Toplumun moral değerlere ihtiyacı varken, siyaset bir demagoji mecrasına dönüşmüş; kimlikler, inançlar üzerinden toplumu ayrıştırıcı söylemler taşınıyor her gün hayatımıza.

Çözülme, yozlaşma, değersizleştirme hayatın her alanına sızmış durumda. Aidiyetini yitiren bir toplumun yaşama gücü, dayanağı olabilir mi?

BİLİM DİN İLE AÇIKLANMAZ

İnanç sömürüsüyle tekçi bir anlayışı egemen kılmak toplumu ayrıştırmanın en başat yolu. Bugün sıklıkla yapılandır bu.

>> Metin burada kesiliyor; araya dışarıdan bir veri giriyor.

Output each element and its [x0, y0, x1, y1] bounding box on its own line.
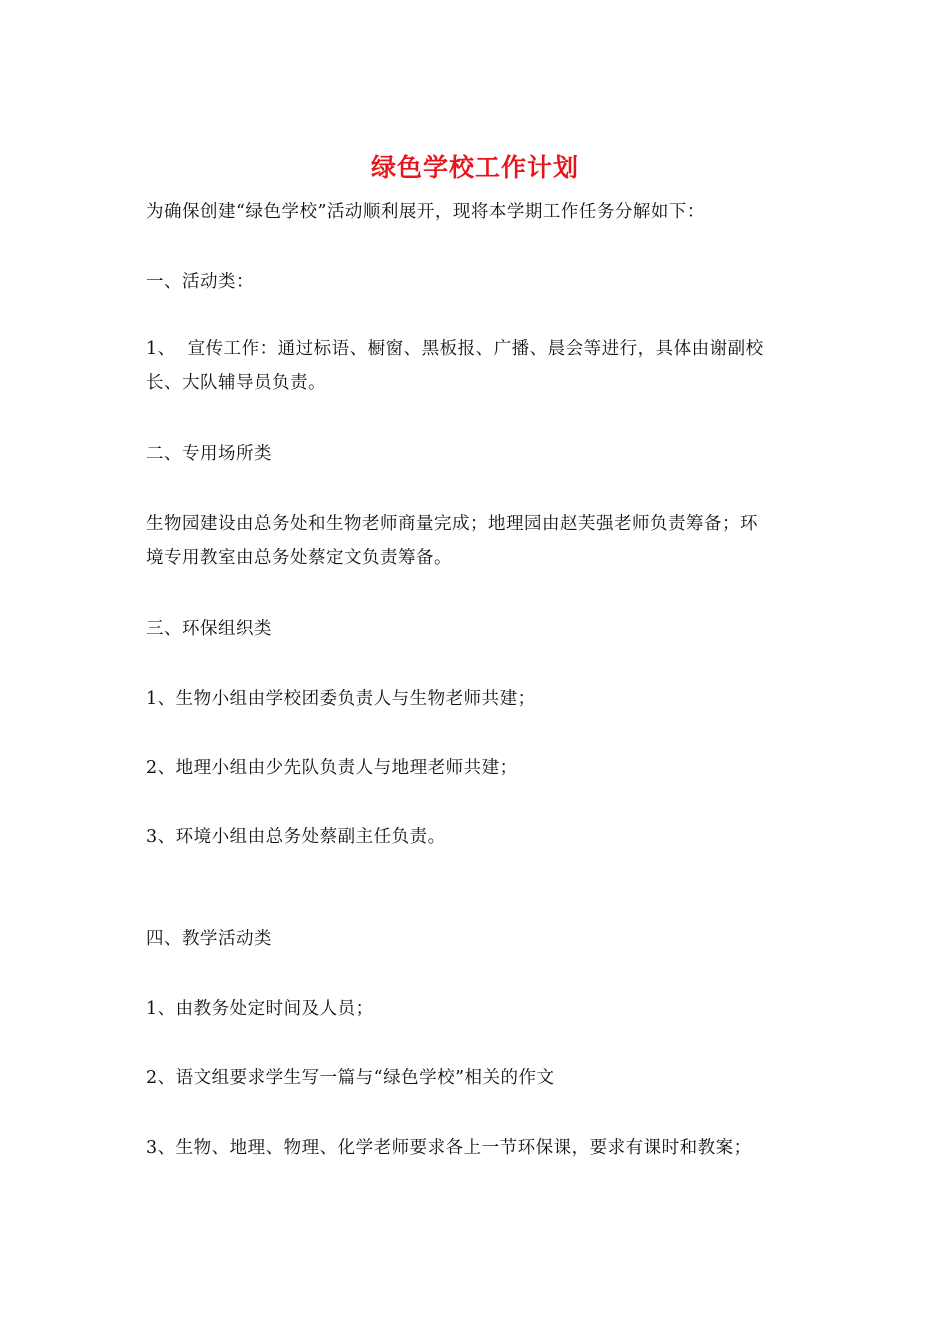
section-1-item-1 [146, 332, 801, 400]
section-4-item-1: 1、由教务处定时间及人员； [146, 999, 374, 1019]
section-2-heading: 二、专用场所类 [146, 444, 272, 464]
section-3-heading: 三、环保组织类 [146, 619, 272, 639]
section-2-body-line-2: 境专用教室由总务处蔡定文负责筹备。 [146, 548, 452, 568]
section-1-item-1-line-2: 长、大队辅导员负责。 [146, 373, 326, 393]
section-4-item-3: 3、生物、地理、物理、化学老师要求各上一节环保课，要求有课时和教案； [146, 1138, 752, 1158]
section-2-body-line-1: 生物园建设由总务处和生物老师商量完成；地理园由赵芙强老师负责筹备；环 [146, 514, 758, 534]
section-3-item-3: 3、环境小组由总务处蔡副主任负责。 [146, 827, 446, 847]
section-2-body [146, 507, 801, 575]
section-4-heading: 四、教学活动类 [146, 929, 272, 949]
section-1-item-1-text: 宣传工作：通过标语、橱窗、黑板报、广播、晨会等进行，具体由谢副校 [187, 339, 764, 359]
section-3-item-1: 1、生物小组由学校团委负责人与生物老师共建； [146, 689, 536, 709]
section-4-item-2: 2、语文组要求学生写一篇与“绿色学校”相关的作文 [146, 1068, 555, 1088]
document-title: 绿色学校工作计划 [370, 153, 579, 182]
section-1-item-1-number: 1、 [146, 339, 176, 359]
section-1-item-1-line-1 [146, 332, 801, 366]
intro-paragraph: 为确保创建“绿色学校”活动顺利展开，现将本学期工作任务分解如下： [146, 202, 705, 222]
section-3-item-2: 2、地理小组由少先队负责人与地理老师共建； [146, 758, 518, 778]
section-1-heading: 一、活动类： [146, 272, 254, 292]
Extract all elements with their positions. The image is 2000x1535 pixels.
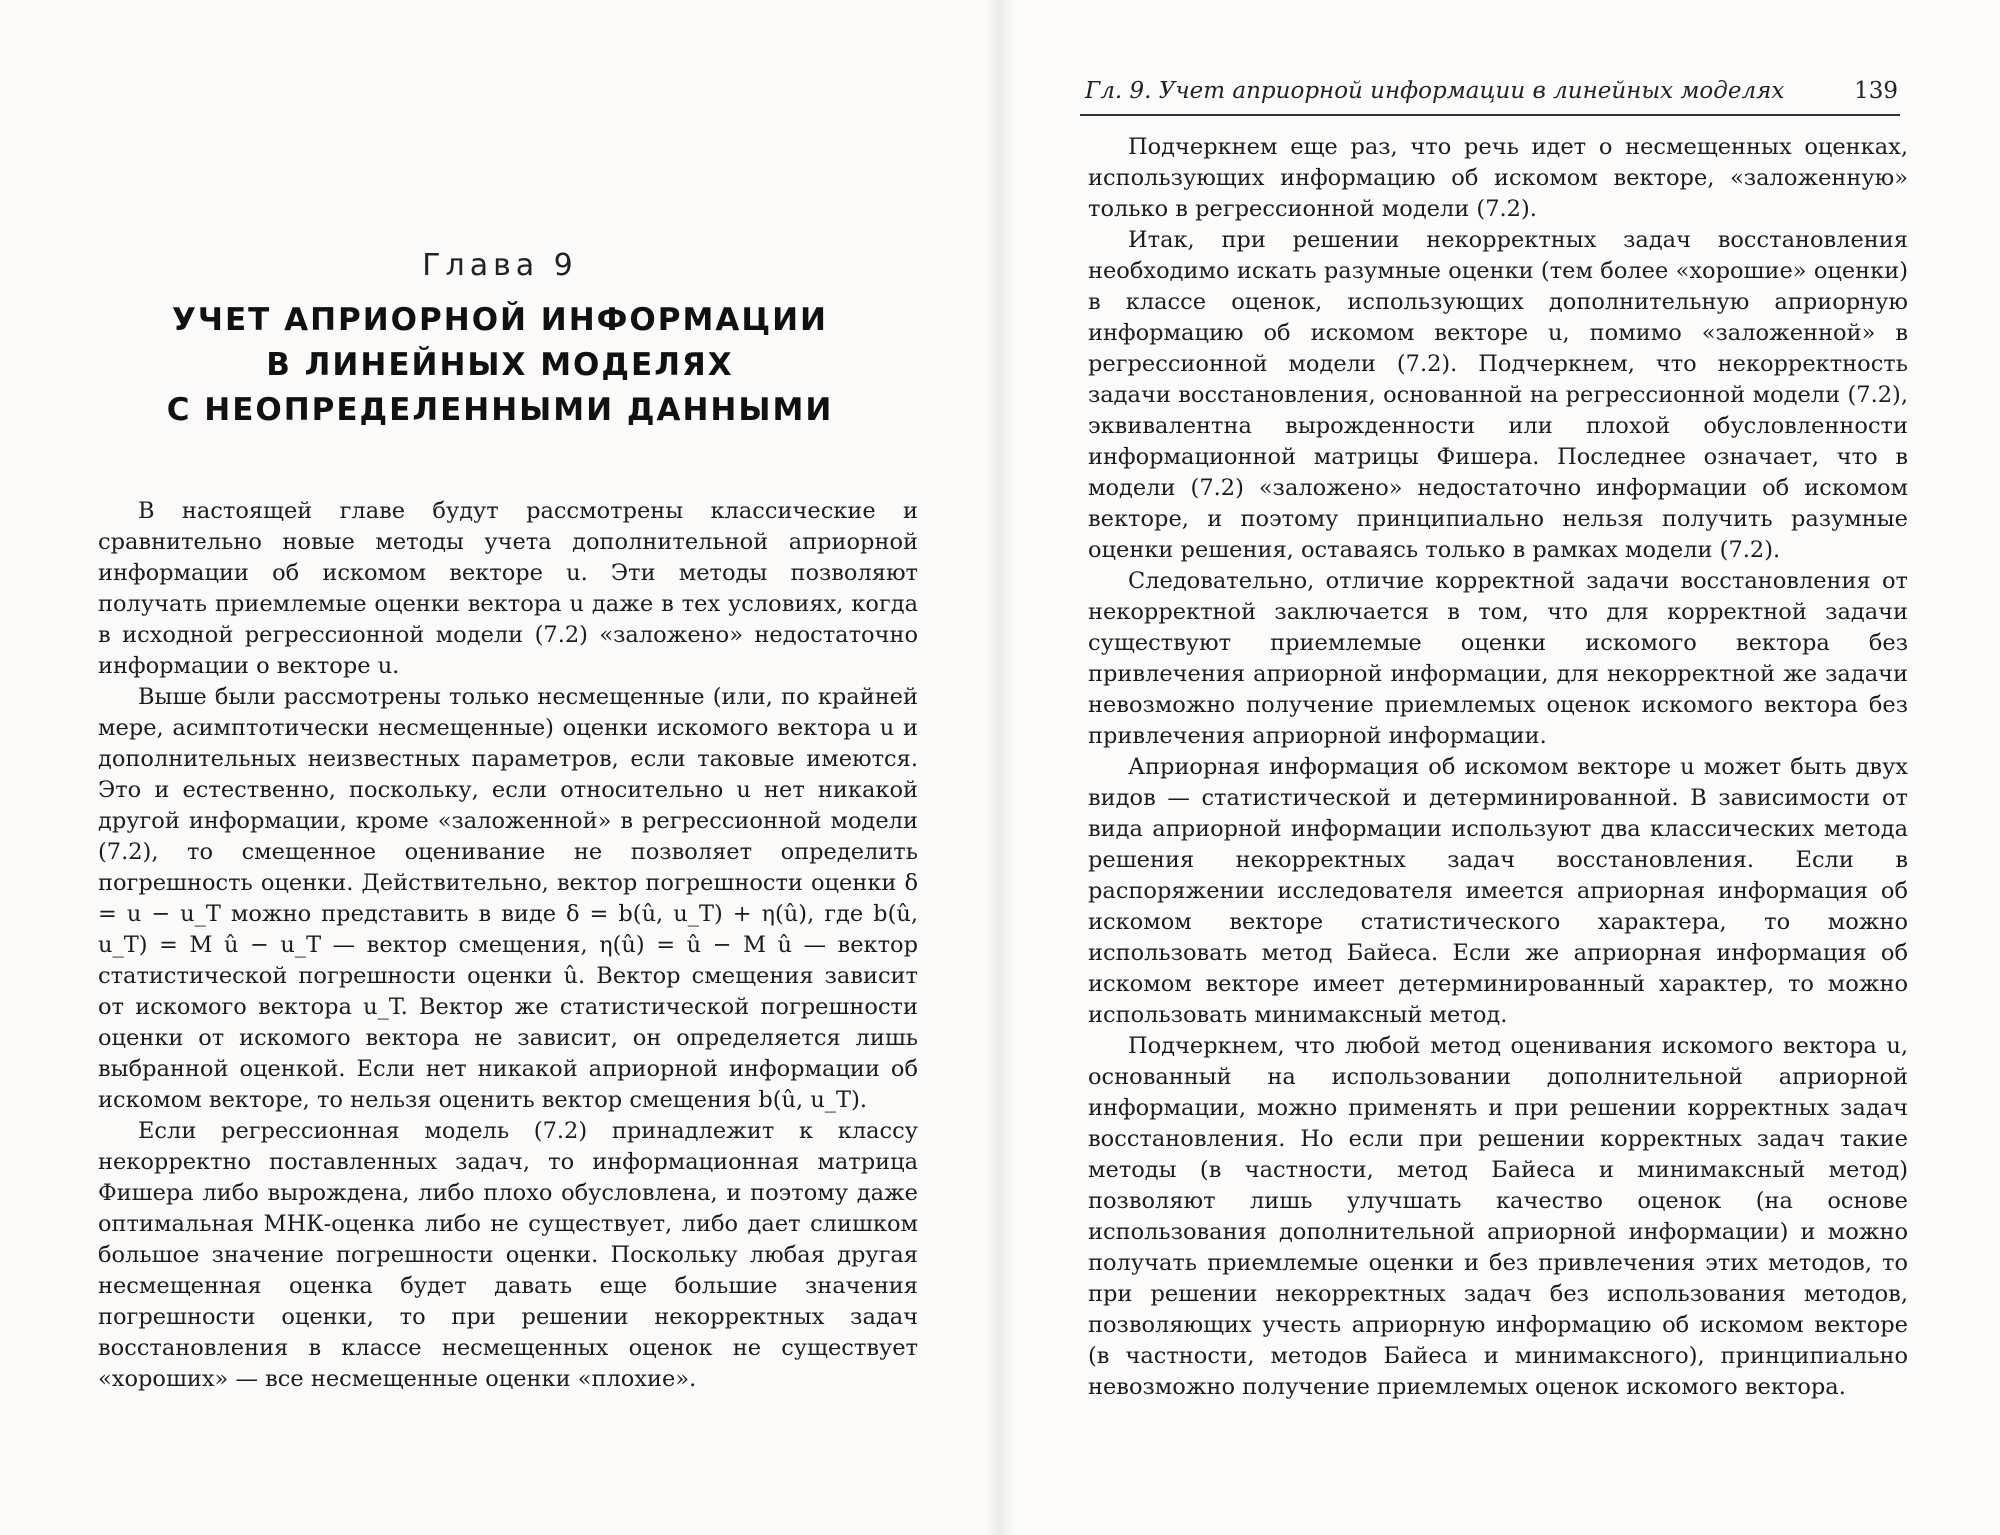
paragraph: Итак, при решении некорректных задач восстановления необходимо искать разумные оценки (тем более «хорошие» оценки) в классе оценок, использующих дополнительную априорную информацию об искомом векторе u, помимо «заложенной» в регрессионной модели (7.2). Подчеркнем, что некорректность задачи восстановления, основанной на регрессионной модели (7.2), эквивалентна вырожденности или плохой обусловленности информационной матрицы Фишера. Последнее означает, что в модели (7.2) «заложено» недостаточно информации об искомом векторе, и поэтому принципиально нельзя получить разумные оценки решения, оставаясь только в рамках модели (7.2). — [1088, 227, 1908, 563]
left-body-text — [98, 496, 918, 1395]
header-rule — [1080, 114, 1900, 116]
paragraph: Выше были рассмотрены только несмещенные (или, по крайней мере, асимптотически несмещенные) оценки искомого вектора u и дополнительных неизвестных параметров, если таковые имеются. Это и естественно, поскольку, если относительно u нет никакой другой информации, кроме «заложенной» в регрессионной модели (7.2), то смещенное оценивание не позволяет определить погрешность оценки. Действительно, вектор погрешности оценки δ = u − u_T можно представить в виде δ = b(û, u_T) + η(û), где b(û, u_T) = M û − u_T — вектор смещения, η(û) = û − M û — вектор статистической погрешности оценки û. Вектор смещения зависит от искомого вектора u_T. Вектор же статистической погрешности оценки от искомого вектора не зависит, он определяется лишь выбранной оценкой. Если нет никакой априорной информации об искомом векторе, то нельзя оценить вектор смещения b(û, u_T). — [98, 684, 918, 1113]
right-body-text — [1088, 132, 1908, 1403]
book-gutter — [985, 0, 1015, 1535]
chapter-title — [0, 298, 1000, 433]
chapter-label: Глава 9 — [422, 248, 578, 283]
chapter-title-line: С НЕОПРЕДЕЛЕННЫМИ ДАННЫМИ — [166, 392, 834, 428]
running-head-title: Гл. 9. Учет априорной информации в линейных моделях — [1085, 78, 1785, 104]
paragraph: Априорная информация об искомом векторе u может быть двух видов — статистической и детерминированной. В зависимости от вида априорной информации используют два классических метода решения некорректных задач восстановления. Если в распоряжении исследователя имеется априорная информация об искомом векторе статистического характера, то можно использовать метод Байеса. Если же априорная информация об искомом векторе имеет детерминированный характер, то можно использовать минимаксный метод. — [1088, 754, 1908, 1028]
chapter-title-line: В ЛИНЕЙНЫХ МОДЕЛЯХ — [266, 347, 734, 383]
paragraph: Подчеркнем еще раз, что речь идет о несмещенных оценках, использующих информацию об искомом векторе, «заложенную» только в регрессионной модели (7.2). — [1088, 134, 1908, 222]
paragraph: В настоящей главе будут рассмотрены классические и сравнительно новые методы учета дополнительной априорной информации об искомом векторе u. Эти методы позволяют получать приемлемые оценки вектора u даже в тех условиях, когда в исходной регрессионной модели (7.2) «заложено» недостаточно информации о векторе u. — [98, 498, 918, 679]
paragraph: Подчеркнем, что любой метод оценивания искомого вектора u, основанный на использовании дополнительной априорной информации, можно применять и при решении корректных задач восстановления. Но если при решении корректных задач такие методы (в частности, метод Байеса и минимаксный метод) позволяют лишь улучшать качество оценок (на основе использования дополнительной априорной информации) и можно получать приемлемые оценки и без привлечения этих методов, то при решении некорректных задач без использования методов, позволяющих учесть априорную информацию об искомом векторе (в частности, методов Байеса и минимаксного), принципиально невозможно получение приемлемых оценок искомого вектора. — [1088, 1033, 1908, 1400]
running-head — [1085, 78, 1898, 118]
page-number: 139 — [1854, 78, 1898, 104]
paragraph: Если регрессионная модель (7.2) принадлежит к классу некорректно поставленных задач, то информационная матрица Фишера либо вырождена, либо плохо обусловлена, и поэтому даже оптимальная МНК-оценка либо не существует, либо дает слишком большое значение погрешности оценки. Поскольку любая другая несмещенная оценка будет давать еще большие значения погрешности оценки, то при решении некорректных задач восстановления в классе несмещенных оценок не существует «хороших» — все несмещенные оценки «плохие». — [98, 1118, 918, 1392]
paragraph: Следовательно, отличие корректной задачи восстановления от некорректной заключается в том, что для корректной задачи существуют приемлемые оценки искомого вектора без привлечения априорной информации, для некорректной же задачи невозможно получение приемлемых оценок искомого вектора без привлечения априорной информации. — [1088, 568, 1908, 749]
chapter-title-line: УЧЕТ АПРИОРНОЙ ИНФОРМАЦИИ — [172, 302, 828, 338]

Kendi yurdunun dirliği düzenini kuramayan, değerlerine sahip çıkamayan bir zihniyet Kudüs için fetva veriyor.

Ötede ise, bundan en çok muzdarip olması gereken Arapların kılı kıpırdamıyor.

Osmanlı’nın yıkımını hazırlayan işbirlikçi zihniyet bugün halen Ortadoğu’da kol geziyor.

İslâm inancından bir mit yaratarak insanımızı cehaletin kollarına bırakamayız.

Hiç unutmuyorum; Erzurum’da, bir gün, evinin yanıbaşındaki mescitte Kırkıncı Hoca ile konuşuyordum, bana şunu söylemişti:

“Efendi, kötü mü ettik, dini cahil köy imamının elinden alıp alim, okumuş din hocalarına verdik. Hurafeyle din bir arada olmaz....”

Eğitilmemiş toplumun din algısı/din anlayışı kulaktan dolma bilgilerledir.

Bilimi dinle açıklayamazsınız, ama dini bilimle açıklamanız; gerekliliğini göstermeniz mümkün.

İşte o zaman hurafelerden mit yaratmaya yönelmeyiz.

Evet, herkes işini yapmalı/bilmeli, bilerek, anlayarak, severek üretmeli. Gelişmenin, zenginleşmenin, aydınlanmanın başka yolu yok.